Hypothetical Scenarios

  • Scenario 1: 50% undecided vote to Stoney, 25% undecided vote to Berry, 25% undecided vote to Morrissey AND Scenario 2: 50% undecided vote to Stoney, 25% undecided vote to Morrissey, 15% undecided vote to Berry, 10% undecided vote to Baliles AND Scenario 3: 40% undecided vote to Stoney, 30% undecided vote to Morrissey and 30% undecided vote to Berry
    • District 1- Berry 
    • District 2- Berry
    • District 3- Stoney
    • District 4- Berry
    • District 5- Stoney 
    • District 6- Morrissey 
    • District 7- Morrissey 
    • District 8- Morrissey 
    • District 9- Morrissey
      • OUTCOME: Forced to run off between Stoney and Morrissey
  • Scenario 4: 50% undecided vote to Berry, 25% undecided vote to Stoney, 25% undecided vote to Morrissey 
    • District 1- Berry
    • District 2- Berry
    • District 3- Morrissey
    • District 4- Berry
    • District 5- Berry
    • District 6- Morrissey
    • District 7- Morrissey
    • District 8- Morrissey
    • District 9- Morrissey
      • OUTCOME: Forced run off between Berry with 32,983 votes and Morrissey with 25,676 votes
  • Scenario 5: Undecided vote split among candidates to reflect city-wide averages (Morrissey 20%, Berry 17%, Stoney 15%, Baliles 6%) AND Scenario 6: Undecided votes split among candidates proportionate to average support in districts (Districts 1, 2, 4: Morrissey 11%, Berry 35%, Stoney 17%, Baliles 10% and Districts 3, 5, 6, 7, 8: Morrissey 25%, Berry 9%, Stoney 15%, Baliles 4.6%)
    • District 1- Berry
    • District 2- Berry
    • District 3- Morrissey
    • District 4- Berry
    • District 5- Morrissey
    • District 6- Morrissey
    • District 7- Morrissey
    • District 8- Morrissey
    • District 9- Morrissey
      • OUTCOME: Morrissey wins outright

Conclusions

  1. MORRISSEY WINS OUTRIGHT: Based on recent polls, if the undecided vote spreads across the candidates in similar proportion to the city-wide percentage for that candidate (either overall or adjusted averages for district support), Morrissey will win outright.

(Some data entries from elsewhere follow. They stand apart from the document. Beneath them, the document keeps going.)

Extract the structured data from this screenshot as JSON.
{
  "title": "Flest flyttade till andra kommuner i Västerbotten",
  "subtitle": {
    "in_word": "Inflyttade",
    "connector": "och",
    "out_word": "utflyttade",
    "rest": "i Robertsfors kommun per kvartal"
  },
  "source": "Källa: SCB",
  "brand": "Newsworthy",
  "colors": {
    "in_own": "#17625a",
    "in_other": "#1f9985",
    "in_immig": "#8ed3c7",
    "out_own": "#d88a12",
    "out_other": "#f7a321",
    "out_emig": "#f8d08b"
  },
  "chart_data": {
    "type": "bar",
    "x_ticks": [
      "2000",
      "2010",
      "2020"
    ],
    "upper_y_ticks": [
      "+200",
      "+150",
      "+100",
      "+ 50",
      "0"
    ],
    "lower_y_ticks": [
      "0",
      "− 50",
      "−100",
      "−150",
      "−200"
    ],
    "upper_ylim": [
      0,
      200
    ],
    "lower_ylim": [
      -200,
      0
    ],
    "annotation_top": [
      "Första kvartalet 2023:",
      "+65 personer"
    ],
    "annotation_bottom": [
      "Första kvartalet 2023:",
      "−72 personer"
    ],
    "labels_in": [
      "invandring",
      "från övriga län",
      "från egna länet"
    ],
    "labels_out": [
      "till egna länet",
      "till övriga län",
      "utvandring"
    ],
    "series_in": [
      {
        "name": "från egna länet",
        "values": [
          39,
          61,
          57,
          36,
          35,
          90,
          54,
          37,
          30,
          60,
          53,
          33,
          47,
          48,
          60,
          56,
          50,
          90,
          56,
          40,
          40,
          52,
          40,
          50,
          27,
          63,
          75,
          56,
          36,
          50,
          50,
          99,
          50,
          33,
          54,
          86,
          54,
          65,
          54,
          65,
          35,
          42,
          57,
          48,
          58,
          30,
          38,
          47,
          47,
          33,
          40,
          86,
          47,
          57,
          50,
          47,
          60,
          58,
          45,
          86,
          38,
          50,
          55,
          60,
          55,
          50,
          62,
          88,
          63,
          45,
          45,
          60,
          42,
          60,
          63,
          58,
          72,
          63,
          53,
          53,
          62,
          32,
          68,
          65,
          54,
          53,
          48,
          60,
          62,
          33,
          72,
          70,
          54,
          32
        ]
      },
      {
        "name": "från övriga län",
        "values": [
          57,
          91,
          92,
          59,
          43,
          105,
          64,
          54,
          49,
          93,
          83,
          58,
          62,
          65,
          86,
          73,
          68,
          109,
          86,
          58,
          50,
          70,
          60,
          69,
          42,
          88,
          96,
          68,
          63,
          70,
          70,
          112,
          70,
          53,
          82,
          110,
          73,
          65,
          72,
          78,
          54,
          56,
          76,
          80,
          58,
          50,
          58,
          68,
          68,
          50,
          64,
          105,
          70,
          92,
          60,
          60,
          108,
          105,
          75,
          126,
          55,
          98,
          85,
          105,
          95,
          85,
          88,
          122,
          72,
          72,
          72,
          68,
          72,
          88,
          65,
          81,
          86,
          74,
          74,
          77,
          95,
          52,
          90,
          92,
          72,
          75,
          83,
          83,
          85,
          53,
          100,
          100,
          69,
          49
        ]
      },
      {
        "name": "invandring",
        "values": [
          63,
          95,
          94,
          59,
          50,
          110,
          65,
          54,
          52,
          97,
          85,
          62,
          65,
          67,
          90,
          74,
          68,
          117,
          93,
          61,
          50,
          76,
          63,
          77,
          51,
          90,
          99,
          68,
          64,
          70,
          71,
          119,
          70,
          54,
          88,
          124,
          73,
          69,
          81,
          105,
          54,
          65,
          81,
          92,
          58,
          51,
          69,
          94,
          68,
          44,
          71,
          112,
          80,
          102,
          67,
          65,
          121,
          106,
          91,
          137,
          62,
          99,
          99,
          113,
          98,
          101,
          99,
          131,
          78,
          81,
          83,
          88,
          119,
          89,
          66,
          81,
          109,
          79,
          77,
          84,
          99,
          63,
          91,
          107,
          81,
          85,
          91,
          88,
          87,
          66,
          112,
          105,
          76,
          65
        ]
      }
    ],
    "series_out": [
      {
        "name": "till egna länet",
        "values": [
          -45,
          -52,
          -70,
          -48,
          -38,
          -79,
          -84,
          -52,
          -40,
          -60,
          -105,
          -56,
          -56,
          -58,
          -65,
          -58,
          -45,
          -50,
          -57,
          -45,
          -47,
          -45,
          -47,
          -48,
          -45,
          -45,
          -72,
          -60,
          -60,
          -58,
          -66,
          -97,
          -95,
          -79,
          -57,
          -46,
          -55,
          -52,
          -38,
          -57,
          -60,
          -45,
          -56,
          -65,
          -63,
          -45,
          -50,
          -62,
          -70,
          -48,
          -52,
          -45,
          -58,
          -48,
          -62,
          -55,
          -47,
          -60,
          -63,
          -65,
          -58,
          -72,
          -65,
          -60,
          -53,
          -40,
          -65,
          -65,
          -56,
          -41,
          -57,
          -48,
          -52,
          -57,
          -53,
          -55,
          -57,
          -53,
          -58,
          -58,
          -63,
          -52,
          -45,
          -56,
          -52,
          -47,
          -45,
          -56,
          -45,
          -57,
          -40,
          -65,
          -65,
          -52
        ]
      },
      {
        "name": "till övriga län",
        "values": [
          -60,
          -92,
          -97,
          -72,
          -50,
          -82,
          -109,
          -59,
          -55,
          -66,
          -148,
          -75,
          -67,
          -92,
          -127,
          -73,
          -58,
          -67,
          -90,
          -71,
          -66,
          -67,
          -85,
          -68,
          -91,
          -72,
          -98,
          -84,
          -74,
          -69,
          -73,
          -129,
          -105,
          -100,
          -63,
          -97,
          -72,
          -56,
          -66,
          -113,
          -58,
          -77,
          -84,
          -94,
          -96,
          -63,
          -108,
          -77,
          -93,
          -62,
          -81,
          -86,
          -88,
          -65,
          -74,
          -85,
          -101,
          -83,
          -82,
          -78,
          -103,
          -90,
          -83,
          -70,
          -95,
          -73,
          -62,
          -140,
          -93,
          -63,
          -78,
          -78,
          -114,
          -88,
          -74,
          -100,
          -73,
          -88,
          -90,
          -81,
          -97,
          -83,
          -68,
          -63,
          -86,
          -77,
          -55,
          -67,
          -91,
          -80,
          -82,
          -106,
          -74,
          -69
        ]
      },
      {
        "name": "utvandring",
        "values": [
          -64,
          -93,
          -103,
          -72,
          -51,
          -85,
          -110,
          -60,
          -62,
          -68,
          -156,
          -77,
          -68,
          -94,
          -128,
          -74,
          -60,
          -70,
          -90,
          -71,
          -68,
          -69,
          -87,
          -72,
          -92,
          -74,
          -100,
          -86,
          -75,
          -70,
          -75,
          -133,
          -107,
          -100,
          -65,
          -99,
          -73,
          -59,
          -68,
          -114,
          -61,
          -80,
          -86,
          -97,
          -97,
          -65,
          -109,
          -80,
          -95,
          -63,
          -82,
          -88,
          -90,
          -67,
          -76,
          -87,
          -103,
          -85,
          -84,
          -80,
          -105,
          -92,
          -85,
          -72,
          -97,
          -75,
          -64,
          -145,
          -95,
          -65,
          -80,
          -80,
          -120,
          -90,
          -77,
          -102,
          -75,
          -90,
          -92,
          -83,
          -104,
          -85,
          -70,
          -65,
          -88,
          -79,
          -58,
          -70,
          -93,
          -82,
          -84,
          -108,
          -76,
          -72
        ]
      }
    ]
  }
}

  2. STONEY-MORRISSEY RUN OFF: Stoney would need to capture at least 40% of the undecided vote with Morrissey and Berry splitting the remaining percentage evenly. If Baliles stays in and pulls votes away from Berry, this would increase Stoney's lead. If Mosby stayed in or dropped out, the districts she is polling in would not help or hurt anyone as long as they split among the remaining candidates. 

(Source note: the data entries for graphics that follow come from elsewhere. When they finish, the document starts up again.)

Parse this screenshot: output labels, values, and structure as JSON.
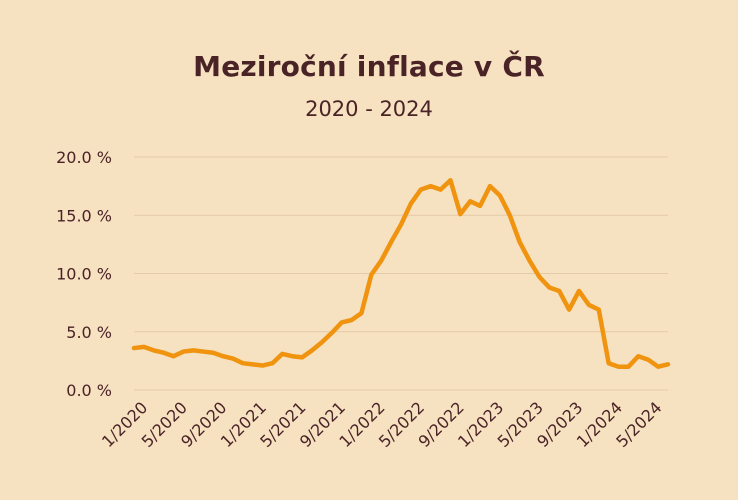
{
  "chart_data": {
    "type": "line",
    "title": "Meziroční inflace v ČR",
    "subtitle": "2020 - 2024",
    "xlabel": "",
    "ylabel": "",
    "ylim": [
      0,
      20
    ],
    "y_ticks": [
      0,
      5,
      10,
      15,
      20
    ],
    "y_tick_labels": [
      "0.0 %",
      "5.0 %",
      "10.0 %",
      "15.0 %",
      "20.0 %"
    ],
    "x_tick_labels": [
      "1/2020",
      "5/2020",
      "9/2020",
      "1/2021",
      "5/2021",
      "9/2021",
      "1/2022",
      "5/2022",
      "9/2022",
      "1/2023",
      "5/2023",
      "9/2023",
      "1/2024",
      "5/2024"
    ],
    "grid": true,
    "legend": "none",
    "line_color": "#f0930e",
    "grid_color": "#e3cba8",
    "series": [
      {
        "values": [
          3.6,
          3.7,
          3.4,
          3.2,
          2.9,
          3.3,
          3.4,
          3.3,
          3.2,
          2.9,
          2.7,
          2.3,
          2.2,
          2.1,
          2.3,
          3.1,
          2.9,
          2.8,
          3.4,
          4.1,
          4.9,
          5.8,
          6.0,
          6.6,
          9.9,
          11.1,
          12.7,
          14.2,
          16.0,
          17.2,
          17.5,
          17.2,
          18.0,
          15.1,
          16.2,
          15.8,
          17.5,
          16.7,
          15.0,
          12.7,
          11.1,
          9.7,
          8.8,
          8.5,
          6.9,
          8.5,
          7.3,
          6.9,
          2.3,
          2.0,
          2.0,
          2.9,
          2.6,
          2.0,
          2.2
        ]
      }
    ]
  }
}
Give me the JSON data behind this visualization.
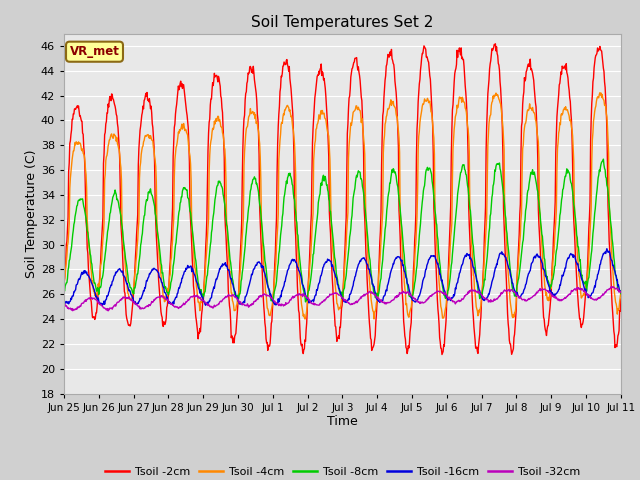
{
  "title": "Soil Temperatures Set 2",
  "xlabel": "Time",
  "ylabel": "Soil Temperature (C)",
  "ylim": [
    18,
    47
  ],
  "yticks": [
    18,
    20,
    22,
    24,
    26,
    28,
    30,
    32,
    34,
    36,
    38,
    40,
    42,
    44,
    46
  ],
  "colors": {
    "Tsoil -2cm": "#ff0000",
    "Tsoil -4cm": "#ff8800",
    "Tsoil -8cm": "#00cc00",
    "Tsoil -16cm": "#0000dd",
    "Tsoil -32cm": "#bb00bb"
  },
  "annotation_text": "VR_met",
  "annotation_color": "#8b0000",
  "annotation_bg": "#ffff99",
  "annotation_edge": "#8b6914",
  "fig_bg": "#d0d0d0",
  "plot_bg": "#e8e8e8",
  "grid_color": "#ffffff",
  "n_points": 960,
  "days": 16,
  "xtick_labels": [
    "Jun 25",
    "Jun 26",
    "Jun 27",
    "Jun 28",
    "Jun 29",
    "Jun 30",
    "Jul 1",
    "Jul 2",
    "Jul 3",
    "Jul 4",
    "Jul 5",
    "Jul 6",
    "Jul 7",
    "Jul 8",
    "Jul 9",
    "Jul 10",
    "Jul 11"
  ],
  "legend_labels": [
    "Tsoil -2cm",
    "Tsoil -4cm",
    "Tsoil -8cm",
    "Tsoil -16cm",
    "Tsoil -32cm"
  ]
}
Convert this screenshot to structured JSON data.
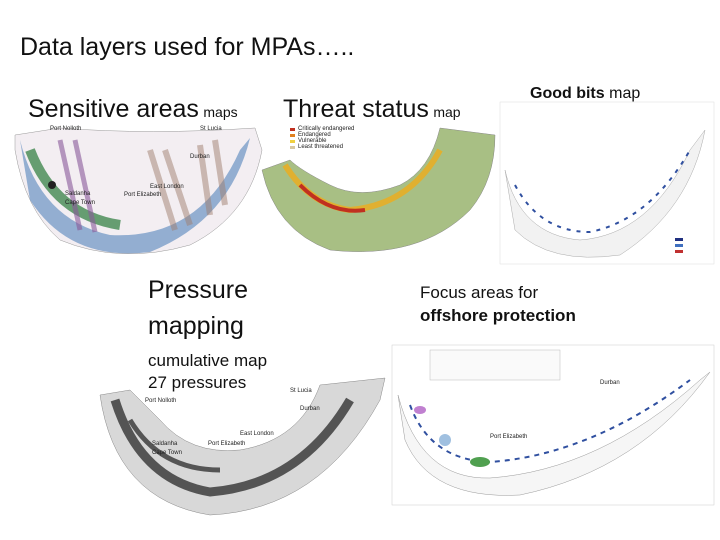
{
  "title": "Data layers used for MPAs…..",
  "sensitive_areas": {
    "heading": "Sensitive areas",
    "note": "maps",
    "labels": [
      "Port Nolloth",
      "St Lucia",
      "Durban",
      "Saldanha",
      "Cape Town",
      "Port Elizabeth",
      "East London"
    ]
  },
  "threat_status": {
    "heading": "Threat status",
    "note": "map",
    "legend": [
      "Critically endangered",
      "Endangered",
      "Vulnerable",
      "Least threatened"
    ]
  },
  "good_bits": {
    "heading": "Good bits",
    "note": "map"
  },
  "pressure_mapping": {
    "heading": [
      "Pressure",
      "mapping"
    ],
    "note": [
      "cumulative map",
      "27 pressures"
    ],
    "labels": [
      "St Lucia",
      "Port Nolloth",
      "Durban",
      "East London",
      "Saldanha",
      "Cape Town",
      "Port Elizabeth"
    ]
  },
  "focus_areas": {
    "heading": [
      "Focus areas for",
      "offshore protection"
    ],
    "labels": [
      "Durban",
      "Port Elizabeth"
    ]
  }
}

  3. MORRISSEY IS ADVANTAGED BY BERRY REMAINING CANDIDATE: Berry staying in as a candidate is the most likely scenario for Morrissey to in outright. Berry would need 50% of all undecided voters with the remaining 50% spread evenly between Stoney and Morrissey to lock in a run off for himself. 

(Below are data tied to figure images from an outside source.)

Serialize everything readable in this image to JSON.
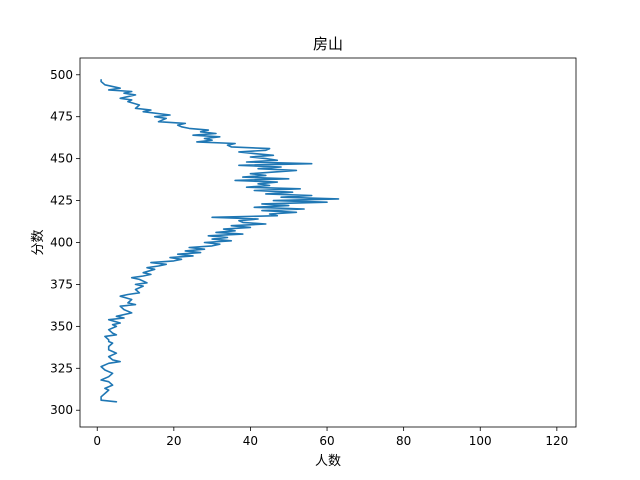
{
  "chart_data": {
    "type": "line",
    "title": "房山",
    "xlabel": "人数",
    "ylabel": "分数",
    "xlim": [
      -4.5,
      125
    ],
    "ylim": [
      290,
      510
    ],
    "x_ticks": [
      0,
      20,
      40,
      60,
      80,
      100,
      120
    ],
    "y_ticks": [
      300,
      325,
      350,
      375,
      400,
      425,
      450,
      475,
      500
    ],
    "grid": false,
    "color": "#1f77b4",
    "series": [
      {
        "x": [
          5,
          1,
          1,
          2,
          3,
          2,
          4,
          3,
          1,
          3,
          4,
          2,
          1,
          3,
          6,
          4,
          3,
          5,
          4,
          3,
          3,
          4,
          3,
          3,
          2,
          5,
          4,
          3,
          5,
          4,
          6,
          3,
          7,
          5,
          9,
          7,
          6,
          10,
          8,
          9,
          6,
          8,
          11,
          10,
          12,
          10,
          13,
          11,
          9,
          12,
          14,
          12,
          15,
          13,
          16,
          18,
          14,
          20,
          22,
          19,
          25,
          21,
          27,
          23,
          28,
          24,
          30,
          32,
          28,
          35,
          30,
          34,
          29,
          38,
          31,
          36,
          33,
          40,
          35,
          44,
          38,
          37,
          42,
          30,
          47,
          45,
          52,
          43,
          54,
          41,
          50,
          43,
          60,
          46,
          63,
          48,
          56,
          44,
          51,
          41,
          53,
          39,
          45,
          42,
          47,
          36,
          50,
          38,
          44,
          40,
          46,
          52,
          42,
          48,
          37,
          56,
          39,
          47,
          44,
          40,
          46,
          41,
          37,
          44,
          45,
          35,
          34,
          36,
          26,
          30,
          28,
          32,
          25,
          31,
          27,
          29,
          24,
          22,
          21,
          23,
          16,
          18,
          15,
          19,
          12,
          14,
          10,
          11,
          8,
          9,
          6,
          10,
          7,
          9,
          3,
          6,
          2,
          1,
          1
        ],
        "y": [
          305,
          306,
          308,
          310,
          312,
          313,
          315,
          317,
          318,
          320,
          322,
          324,
          326,
          328,
          329,
          330,
          332,
          334,
          335,
          336,
          338,
          340,
          341,
          342,
          344,
          345,
          346,
          348,
          350,
          351,
          352,
          354,
          355,
          356,
          358,
          360,
          362,
          363,
          364,
          366,
          368,
          369,
          370,
          372,
          374,
          375,
          376,
          378,
          379,
          380,
          381,
          382,
          384,
          385,
          386,
          387,
          388,
          389,
          390,
          391,
          392,
          393,
          394,
          395,
          396,
          397,
          398,
          399,
          400,
          401,
          402,
          403,
          404,
          405,
          406,
          407,
          408,
          409,
          410,
          411,
          412,
          413,
          414,
          415,
          416,
          417,
          418,
          419,
          420,
          421,
          422,
          423,
          424,
          425,
          426,
          427,
          428,
          429,
          430,
          431,
          432,
          433,
          434,
          435,
          436,
          437,
          438,
          439,
          440,
          441,
          442,
          443,
          444,
          445,
          446,
          447,
          448,
          449,
          450,
          451,
          452,
          453,
          454,
          455,
          456,
          457,
          458,
          459,
          460,
          461,
          462,
          463,
          464,
          465,
          466,
          467,
          468,
          469,
          470,
          471,
          472,
          474,
          475,
          476,
          478,
          479,
          480,
          482,
          484,
          485,
          486,
          488,
          489,
          490,
          491,
          492,
          494,
          496,
          497
        ]
      }
    ]
  }
}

  4. BERRY OUTRIGHT: For Berry to win outright, he would need to acquire 65% of the undecided vote with the remaining splitting over the other candidates.
  5. NEVER MORRISSEY NEEDS: Assuming all candidates stay in the race, to avoid a Morrissey outcome, somewhere between 40-65% of the undecided vote would need to go to a candidate. With an estimated 32,225 undecided voters,  that is anywhere between 12,890-20,946 voters to stand behind one candidate.